The petitioner had notice that the checks were drawn upon the respondent's account, but they were drawn in pursuance of an unlimited authority. We do not perceive on what ground the petitioner could be held bound to assume that checks thus lawfully drawn were required to be held or used for one purpose, rather than another. In the case of checks drawn by a corporation not likely to disburse except for corporate purposes, there might be stronger reasons for requiring a bank to be on its guard if an officer having power to draw them deposited checks for considerable sums to his private account; but it recently has been held otherwise by the Judicial Committee of the Privy Council. Corporation Agencies, Limited v. Home Bank of Canada,  A.C. 318. And when the two parties are father and son, both of mature years and in good standing, secret limitations of the power are a pure matter of speculation into which it seems to us extravagant to expect the bank to inquire. The person reposing confidence in the son was not the petitioner, but the respondent, National Safe Deposit, Savings & Trust Co. v. Hibbs,229 U. S. 391, 229 U. S. 397, and he himself tells us that his confidence was unlimited.
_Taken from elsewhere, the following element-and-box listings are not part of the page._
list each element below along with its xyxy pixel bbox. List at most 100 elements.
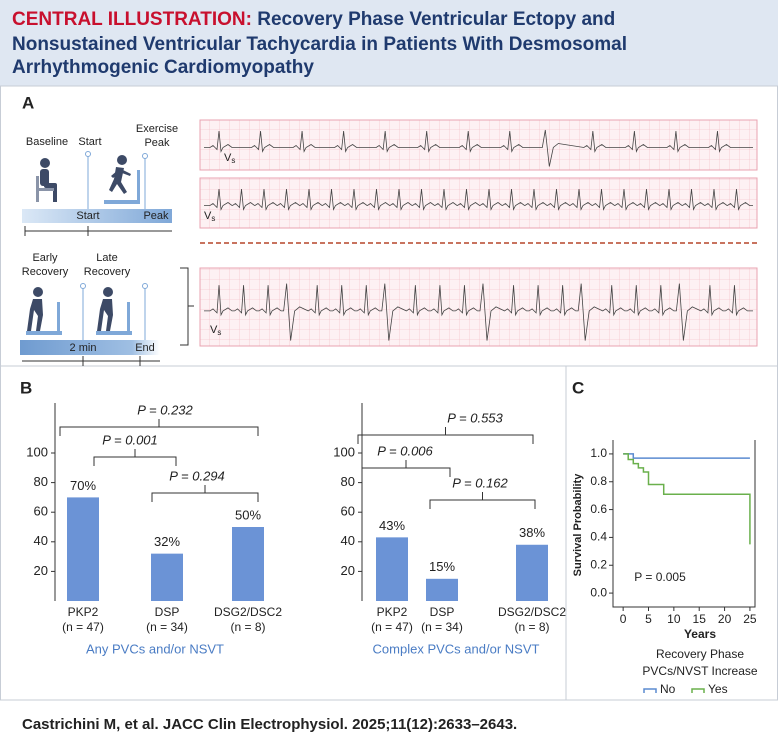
marker-dot xyxy=(142,153,148,159)
value-label: 50% xyxy=(235,507,261,522)
x-tick-label: DSG2/DSC2 xyxy=(214,605,282,619)
p-value: P = 0.232 xyxy=(137,402,193,417)
y-tick-label: 0.6 xyxy=(590,502,607,516)
header-band xyxy=(0,0,778,86)
comparison-bracket xyxy=(361,460,451,477)
lead: V xyxy=(204,210,212,222)
y-tick-label: 80 xyxy=(341,474,355,489)
y-tick-label: 20 xyxy=(34,563,48,578)
ecg-strip xyxy=(199,177,758,229)
header-label: CENTRAL ILLUSTRATION: xyxy=(12,9,252,30)
label: Baseline xyxy=(26,136,68,148)
label: Peak xyxy=(144,137,170,149)
timeline xyxy=(24,226,172,236)
exercise-bar xyxy=(22,209,172,223)
y-tick-label: 20 xyxy=(341,563,355,578)
marker-dot xyxy=(80,283,86,289)
x-tick-label: 20 xyxy=(718,612,732,626)
label: Late xyxy=(96,252,117,264)
bar xyxy=(516,544,548,601)
ecg-trace xyxy=(204,188,753,211)
legend-label: No xyxy=(660,682,676,696)
x-tick-label: DSP xyxy=(430,605,455,619)
x-tick-label: PKP2 xyxy=(68,605,99,619)
marker-dot xyxy=(85,151,91,157)
bar xyxy=(151,553,183,601)
comparison-bracket xyxy=(429,492,536,509)
legend-title: PVCs/NVST Increase xyxy=(642,664,757,678)
exercise-diagram: Baseline Start Exercise Peak Start Peak … xyxy=(20,123,194,366)
legend-title: Recovery Phase xyxy=(656,647,744,661)
value-label: 15% xyxy=(429,559,455,574)
y-tick-label: 40 xyxy=(34,533,48,548)
x-tick-label: PKP2 xyxy=(377,605,408,619)
x-tick-label: 25 xyxy=(743,612,757,626)
p-value: P = 0.006 xyxy=(377,443,433,458)
lead-sub: s xyxy=(211,214,215,223)
value-label: 32% xyxy=(154,534,180,549)
lead-label: Vs xyxy=(204,210,215,223)
x-tick-note: (n = 47) xyxy=(371,620,413,634)
y-tick-label: 60 xyxy=(34,504,48,519)
y-tick-label: 0.0 xyxy=(590,585,607,599)
timeline xyxy=(22,356,160,366)
recovery-bar xyxy=(20,340,160,355)
panel-label: B xyxy=(20,378,32,397)
title-line: Arrhythmogenic Cardiomyopathy xyxy=(12,57,314,78)
bar xyxy=(67,497,99,601)
label: Recovery xyxy=(22,266,69,278)
value-label: 43% xyxy=(379,518,405,533)
p-value: P = 0.001 xyxy=(102,432,158,447)
x-tick-note: (n = 8) xyxy=(514,620,549,634)
x-tick-label: DSP xyxy=(155,605,180,619)
sitting-person-icon xyxy=(36,158,57,202)
label: Early xyxy=(32,252,58,264)
walking-person-icon xyxy=(96,287,132,335)
label: Exercise xyxy=(136,123,178,135)
y-axis-label: Survival Probability xyxy=(572,473,584,577)
label: Peak xyxy=(143,210,169,222)
lead-label: Vs xyxy=(210,324,221,337)
label: Start xyxy=(76,210,99,222)
x-tick-note: (n = 34) xyxy=(146,620,188,634)
lead-sub: s xyxy=(217,328,221,337)
x-tick-label: 15 xyxy=(693,612,707,626)
y-tick-label: 0.2 xyxy=(590,557,607,571)
p-value: P = 0.294 xyxy=(169,468,225,483)
walking-person-icon xyxy=(26,287,62,335)
comparison-bracket xyxy=(151,485,259,502)
chart-title: Any PVCs and/or NSVT xyxy=(86,641,224,656)
lead: V xyxy=(210,324,218,336)
p-value: P = 0.162 xyxy=(452,475,508,490)
legend-label: Yes xyxy=(708,682,728,696)
x-tick-label: DSG2/DSC2 xyxy=(498,605,566,619)
running-person-icon xyxy=(104,155,140,204)
x-tick-label: 5 xyxy=(645,612,652,626)
panel-label: A xyxy=(22,93,34,112)
plot-frame xyxy=(612,440,756,608)
label: Start xyxy=(78,136,101,148)
legend-swatch xyxy=(691,688,705,693)
survival-curve xyxy=(623,453,751,545)
header-title: CENTRAL ILLUSTRATION: Recovery Phase Ven… xyxy=(12,9,615,30)
lead-label: Vs xyxy=(224,152,235,165)
marker-dot xyxy=(142,283,148,289)
citation: Castrichini M, et al. JACC Clin Electrop… xyxy=(22,716,517,733)
y-tick-label: 0.4 xyxy=(590,530,607,544)
p-value: P = 0.553 xyxy=(447,410,503,425)
panel-label: C xyxy=(572,378,584,397)
chart-title: Complex PVCs and/or NSVT xyxy=(373,641,540,656)
x-axis-label: Years xyxy=(684,627,716,641)
y-tick-label: 80 xyxy=(34,474,48,489)
y-tick-label: 60 xyxy=(341,504,355,519)
p-value: P = 0.005 xyxy=(634,570,686,584)
y-tick-label: 40 xyxy=(341,533,355,548)
y-tick-label: 1.0 xyxy=(590,446,607,460)
title-line: Nonsustained Ventricular Tachycardia in … xyxy=(12,34,627,55)
value-label: 70% xyxy=(70,478,96,493)
legend-swatch xyxy=(643,688,657,693)
lead-sub: s xyxy=(231,156,235,165)
ecg-trace xyxy=(204,283,753,341)
y-tick-label: 0.8 xyxy=(590,474,607,488)
survival-curve xyxy=(623,453,750,459)
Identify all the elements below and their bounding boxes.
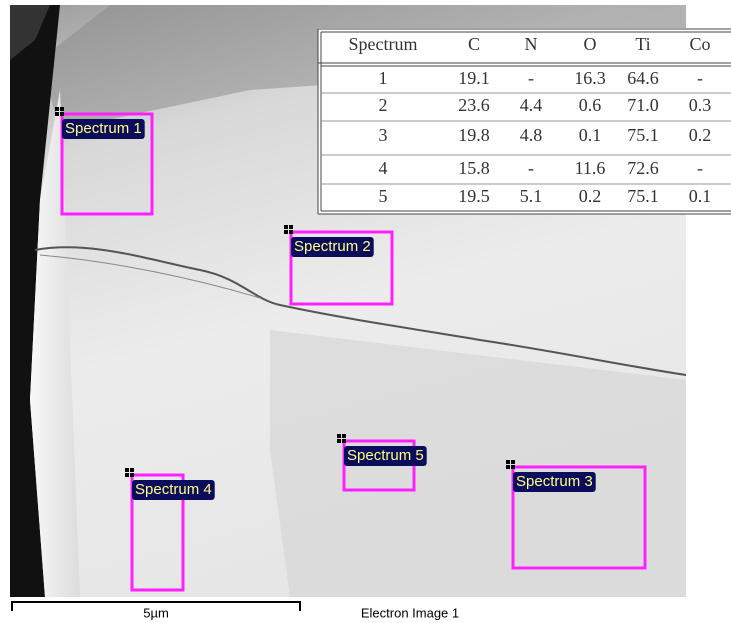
table-cell: 72.6	[627, 158, 659, 178]
spectrum-label: Spectrum 5	[347, 447, 424, 464]
spectrum-marker	[289, 230, 293, 234]
table-cell: 5	[379, 186, 388, 206]
spectrum-marker	[511, 460, 515, 464]
scale-label: 5µm	[143, 605, 169, 620]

He put his deposits absolutely into his son's power, and the son, if he drew currency, as he might, could do with it as he saw fit. The notice to the bank was notice only of this relation of the parties. The petitioner, in permitting the son to draw out the money, was permitting only what it, like the respondent's banks, would have been bound to allow even if the deposit had been earmarked as a trust. The form in which the withdrawals took place does not appear. They might have been, like the deposits, in checks to the son's own order. All that is known is that the respondent did not get the benefit of them. But we do not place our decision upon that narrow ground. For, in addition to what we have said, the transactions went on for over two years, and the petitioner fairly might expect the respondent
to find it out in a month or two if anything was wrong. Careful people generally look over their bank accounts rather frequently.
It is very desirable that the decision of the Courts of the United States and that of the highest Court of the state where the business was done, should agree, as was recognized by the circuit court of appeals. The result to which we come restores that agreement, at least when the checks are certified or accepted by the banks upon which they are drawn, as was the case here with all but two. Whiting v. Hudson Trust Co., 234 N.Y. 394. The certification did not import a statement by the certifying bank that, beside the right of the son to draw, established by the power of attorney, the purposes for which the checks were drawn were lawful and were known by the bank. As the Court remarks in the case cited: "The transactions of banking in a great financial centre are not to be clogged, or their pace slackened, by over-burdensome restrictions." 234 N.Y. 406.